Introduction

The geometric distribution is used to model situations where we are interested in finding the probability of number of failures before first success or number of trials (attempts) to get first success in a sequence of independent Bernoulli trials, each with probability of success $p$.

There are two different definitions of geometric distributions: one based on number of failures before first success and another based on number of trials to get first success.
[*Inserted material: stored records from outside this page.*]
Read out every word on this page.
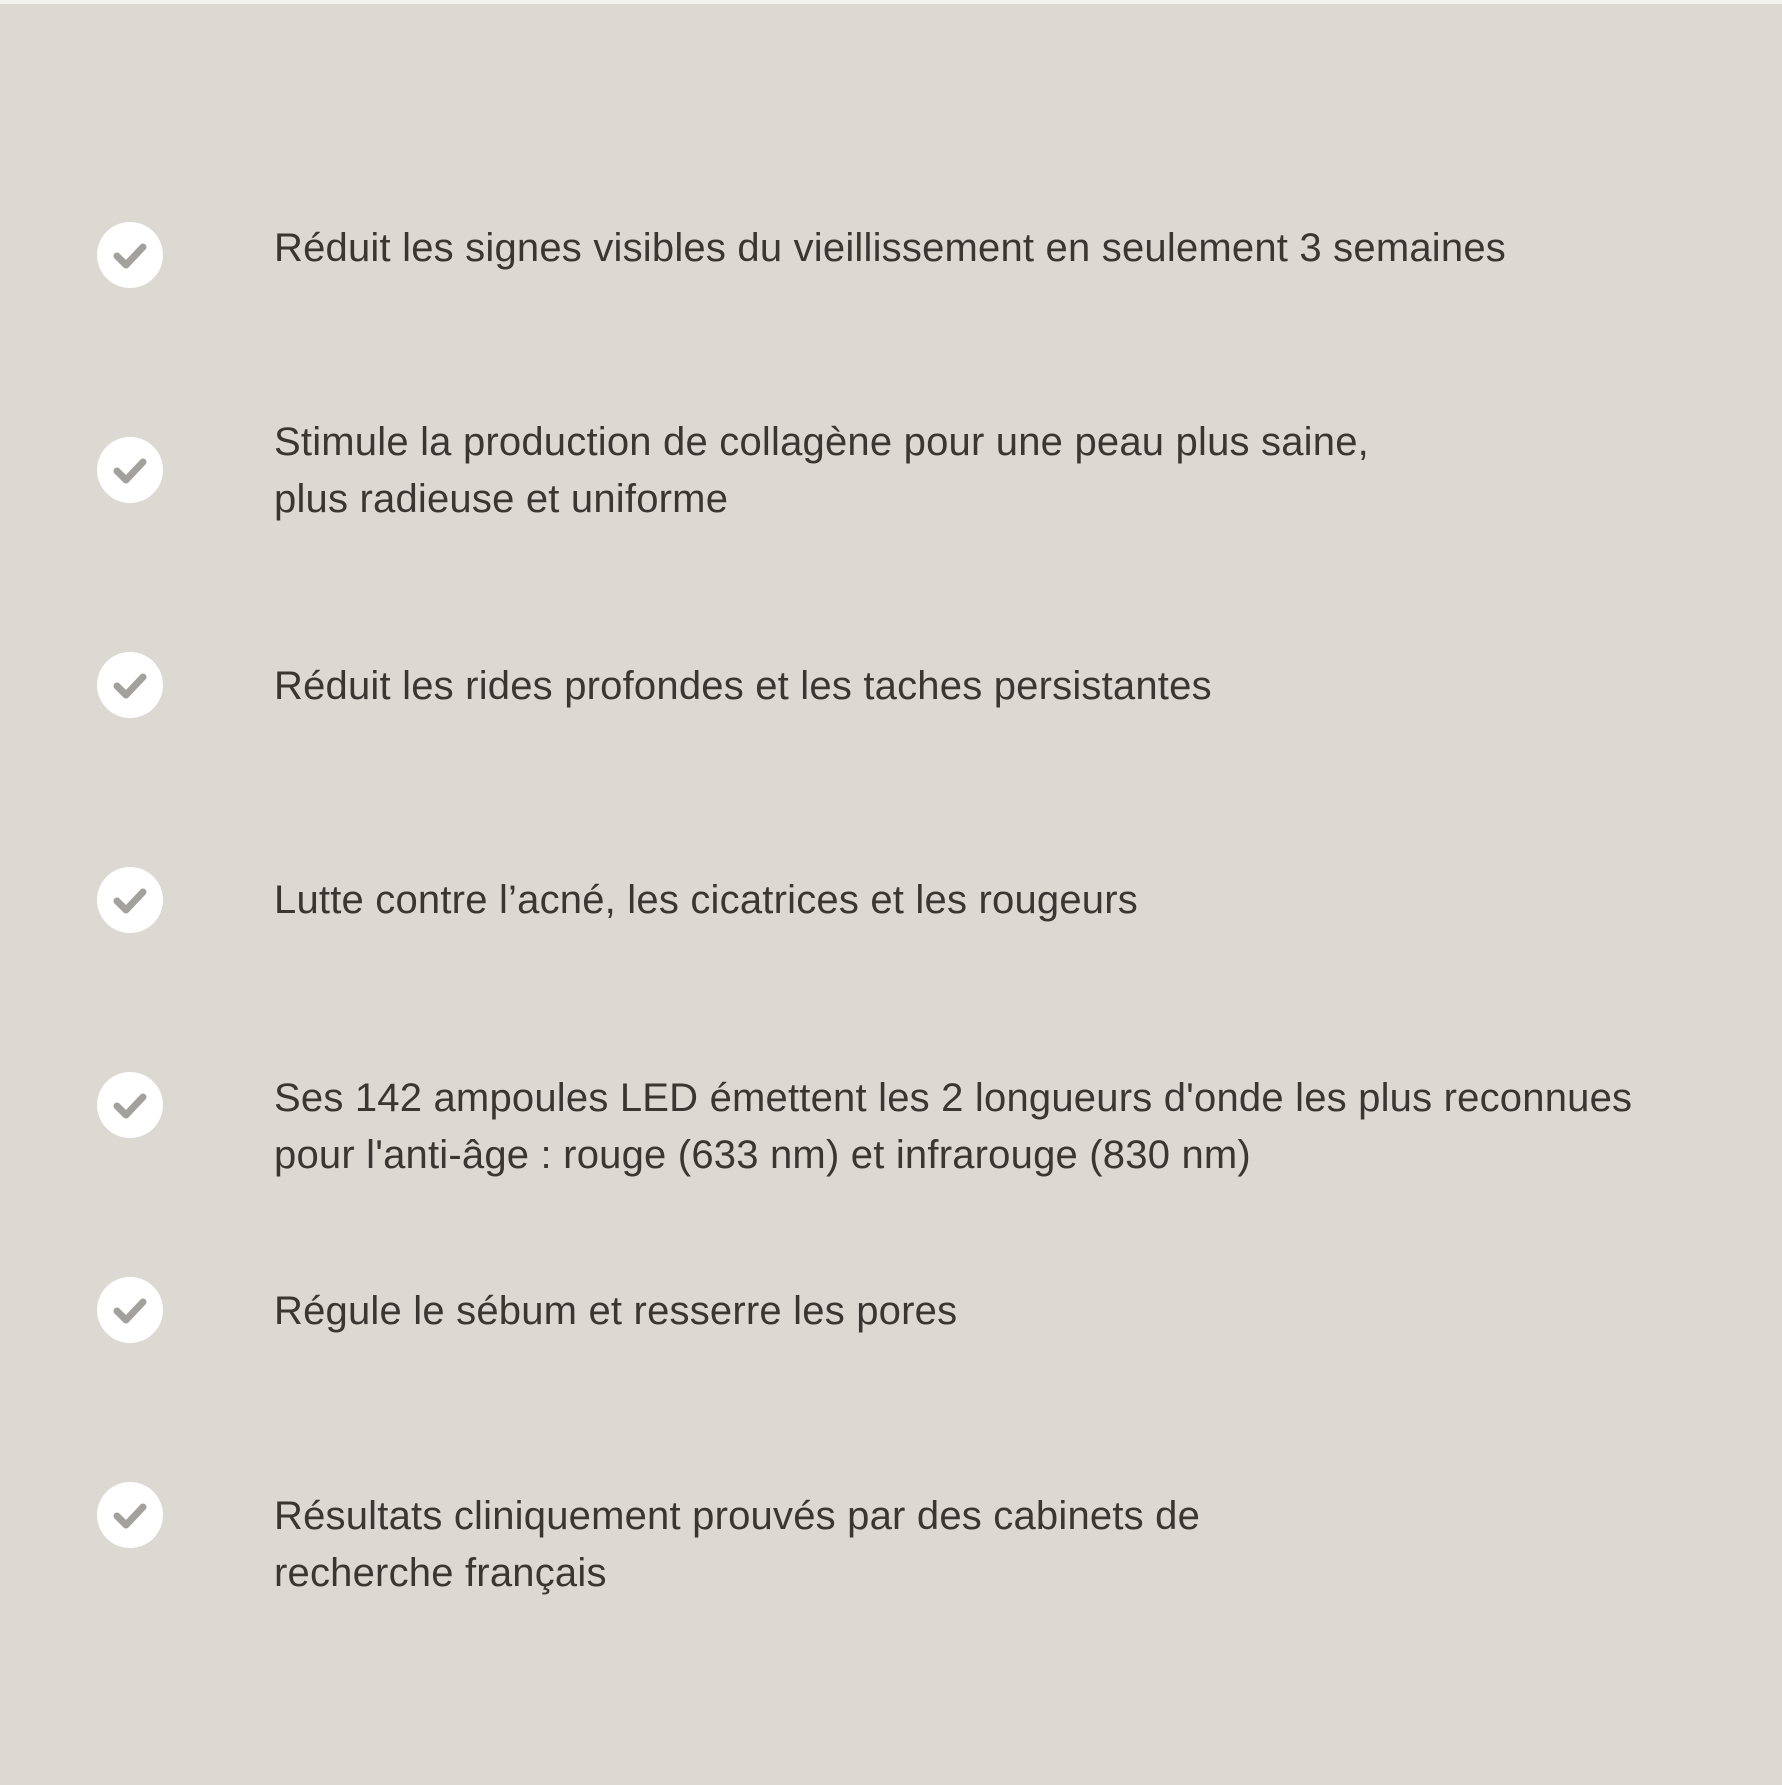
Réduit les signes visibles du vieillissement en seulement 3 semaines

Stimule la production de collagène pour une peau plus saine,
plus radieuse et uniforme

Réduit les rides profondes et les taches persistantes

Lutte contre l’acné, les cicatrices et les rougeurs

Ses 142 ampoules LED émettent les 2 longueurs d'onde les plus reconnues
pour l'anti-âge : rouge (633 nm) et infrarouge (830 nm)

Régule le sébum et resserre les pores

Résultats cliniquement prouvés par des cabinets de
recherche français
The choice of definition depends on the context.

Geometric Distribution

Consider a series of mutually independent Bernoulli trials with constant probability of success $p$ and probability of failure $q =1-p$.

Let random variable $X$ denote the number of failures before first success. Then the random variable $X$ takes the values $x=0,1,2,\ldots$.
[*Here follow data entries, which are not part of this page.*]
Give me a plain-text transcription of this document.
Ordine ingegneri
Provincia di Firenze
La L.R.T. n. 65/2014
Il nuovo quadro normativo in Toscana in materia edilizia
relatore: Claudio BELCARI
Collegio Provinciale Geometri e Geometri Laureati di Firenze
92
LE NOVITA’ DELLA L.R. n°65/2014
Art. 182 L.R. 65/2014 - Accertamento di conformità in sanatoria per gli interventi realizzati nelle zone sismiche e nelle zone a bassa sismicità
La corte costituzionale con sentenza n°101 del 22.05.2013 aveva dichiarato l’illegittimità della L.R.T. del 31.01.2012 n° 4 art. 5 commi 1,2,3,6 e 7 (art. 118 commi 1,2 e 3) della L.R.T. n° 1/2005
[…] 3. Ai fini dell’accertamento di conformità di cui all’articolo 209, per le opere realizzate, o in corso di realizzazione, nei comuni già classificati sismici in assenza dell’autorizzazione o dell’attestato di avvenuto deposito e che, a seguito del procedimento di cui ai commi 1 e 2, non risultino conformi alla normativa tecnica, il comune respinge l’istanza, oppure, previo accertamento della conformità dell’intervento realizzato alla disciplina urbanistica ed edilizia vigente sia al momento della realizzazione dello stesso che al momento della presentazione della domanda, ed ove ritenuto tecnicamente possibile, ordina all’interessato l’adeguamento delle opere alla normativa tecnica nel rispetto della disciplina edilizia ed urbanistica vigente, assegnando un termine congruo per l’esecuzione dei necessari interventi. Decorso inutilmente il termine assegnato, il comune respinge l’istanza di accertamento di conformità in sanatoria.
For getting $x$ failures before first success, we require $(x+1)$ Bernoulli trials with outcomes $FF\cdots (x \text{ times}) S$.

$$ \begin{eqnarray*} P(\text{$x$ failures and then success}& = & P(FF\cdots (x \text{ times})S)\\ P(X=x) & = & q\cdot q\cdots \text{ ($x$ times) } \cdot p\\ & = & q^x p,\quad x=0,1,2\ldots\\ & & \quad 0<p<1, q=1-p. \end{eqnarray*} $$

The name geometric distribution comes from the fact that various probabilities for $x=0,1,2,\cdots$ are the terms from a geometric progression.
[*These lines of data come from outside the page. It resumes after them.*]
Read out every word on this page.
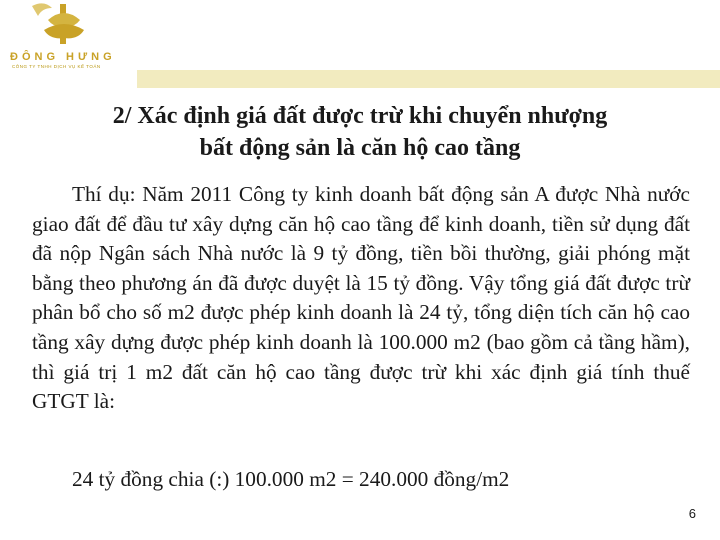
ĐÔNG HƯNG
CÔNG TY TNHH DỊCH VỤ KẾ TOÁN
2/ Xác định giá đất được trừ khi chuyển nhượng
bất động sản là căn hộ cao tầng

Thí dụ: Năm 2011 Công ty kinh doanh bất động sản A được Nhà nước giao đất để đầu tư xây dựng căn hộ cao tầng để kinh doanh, tiền sử dụng đất đã nộp Ngân sách Nhà nước là 9 tỷ đồng, tiền bồi thường, giải phóng mặt bằng theo phương án đã được duyệt là 15 tỷ đồng. Vậy tổng giá đất được trừ phân bổ cho số m2 được phép kinh doanh là 24 tỷ, tổng diện tích căn hộ cao tầng xây dựng được phép kinh doanh là 100.000 m2 (bao gồm cả tầng hầm), thì giá trị 1 m2 đất căn hộ cao tầng được trừ khi xác định giá tính thuế GTGT là:

24 tỷ đồng chia (:) 100.000 m2 = 240.000 đồng/m2
6
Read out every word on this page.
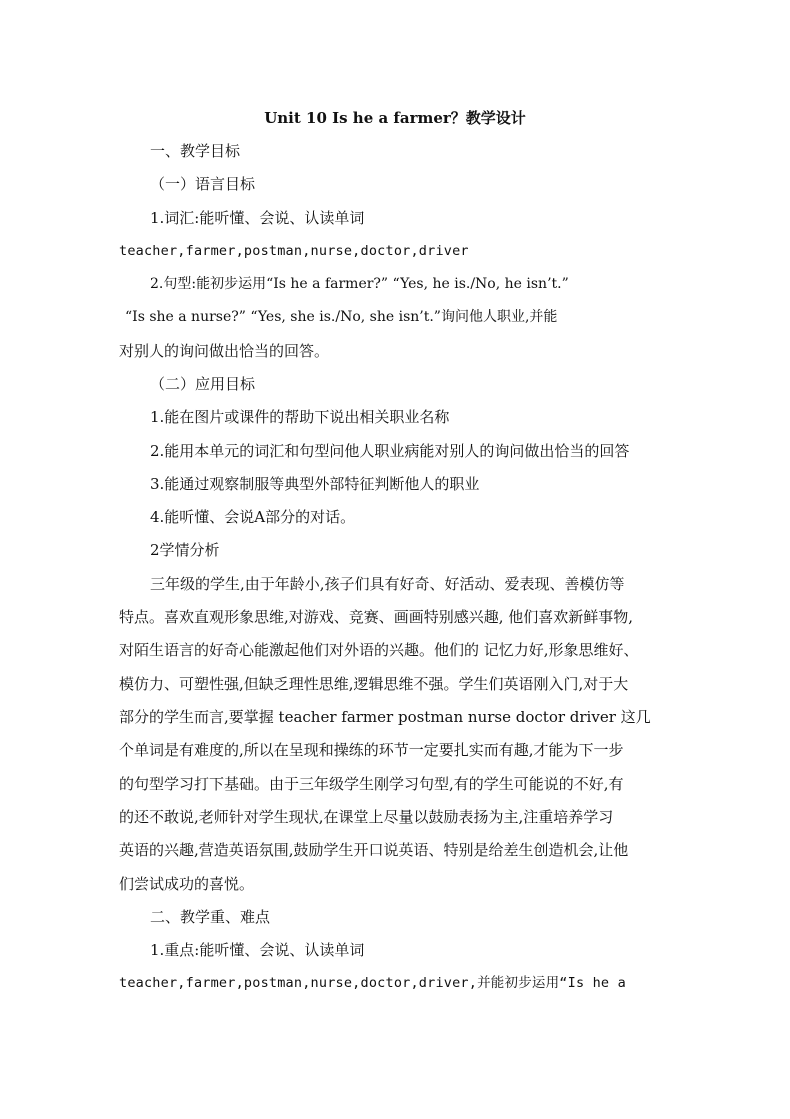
Unit 10 Is he a farmer？教学设计
一、教学目标
（一）语言目标
1.词汇:能听懂、会说、认读单词
teacher,farmer,postman,nurse,doctor,driver
2.句型:能初步运用“Is he a farmer?” “Yes, he is./No, he isn’t.”
“Is she a nurse?” “Yes, she is./No, she isn’t.”询问他人职业,并能
对别人的询问做出恰当的回答。
（二）应用目标
1.能在图片或课件的帮助下说出相关职业名称
2.能用本单元的词汇和句型问他人职业病能对别人的询问做出恰当的回答
3.能通过观察制服等典型外部特征判断他人的职业
4.能听懂、会说A部分的对话。
2学情分析
三年级的学生,由于年龄小,孩子们具有好奇、好活动、爱表现、善模仿等
特点。喜欢直观形象思维,对游戏、竞赛、画画特别感兴趣, 他们喜欢新鲜事物,
对陌生语言的好奇心能激起他们对外语的兴趣。他们的 记忆力好,形象思维好、
模仿力、可塑性强,但缺乏理性思维,逻辑思维不强。学生们英语刚入门,对于大
部分的学生而言,要掌握 teacher farmer postman nurse doctor driver 这几
个单词是有难度的,所以在呈现和操练的环节一定要扎实而有趣,才能为下一步
的句型学习打下基础。由于三年级学生刚学习句型,有的学生可能说的不好,有
的还不敢说,老师针对学生现状,在课堂上尽量以鼓励表扬为主,注重培养学习
英语的兴趣,营造英语氛围,鼓励学生开口说英语、特别是给差生创造机会,让他
们尝试成功的喜悦。
二、教学重、难点
1.重点:能听懂、会说、认读单词
teacher,farmer,postman,nurse,doctor,driver,并能初步运用“Is he a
Definition of Geometric Distribution

A discrete random variable $X$ is said to have geometric distribution with parameter $p$ if its probability mass function is given by

$$ \begin{equation*} P(X=x) =\left\{ \begin{array}{ll} q^x p, & \hbox{$x=0,1,2,\ldots$} \\ & \hbox{$0<p<1$, $q=1-p$} \\ 0, & \hbox{Otherwise.} \end{array} \right. \end{equation*} $$

Clearly, $P(X=x)\geq 0$ for all $x$ and

$$ \begin{eqnarray*} \sum_{x=0}^\infty pq^x &=& p\sum_{x=0}^\infty q^x \\ &=& p(1-q)^{-1} \\ &=& p\cdot p^{-1}=1. \end{eqnarray*} $$

Hence $P(X=x)$ is a legitimate probability mass function.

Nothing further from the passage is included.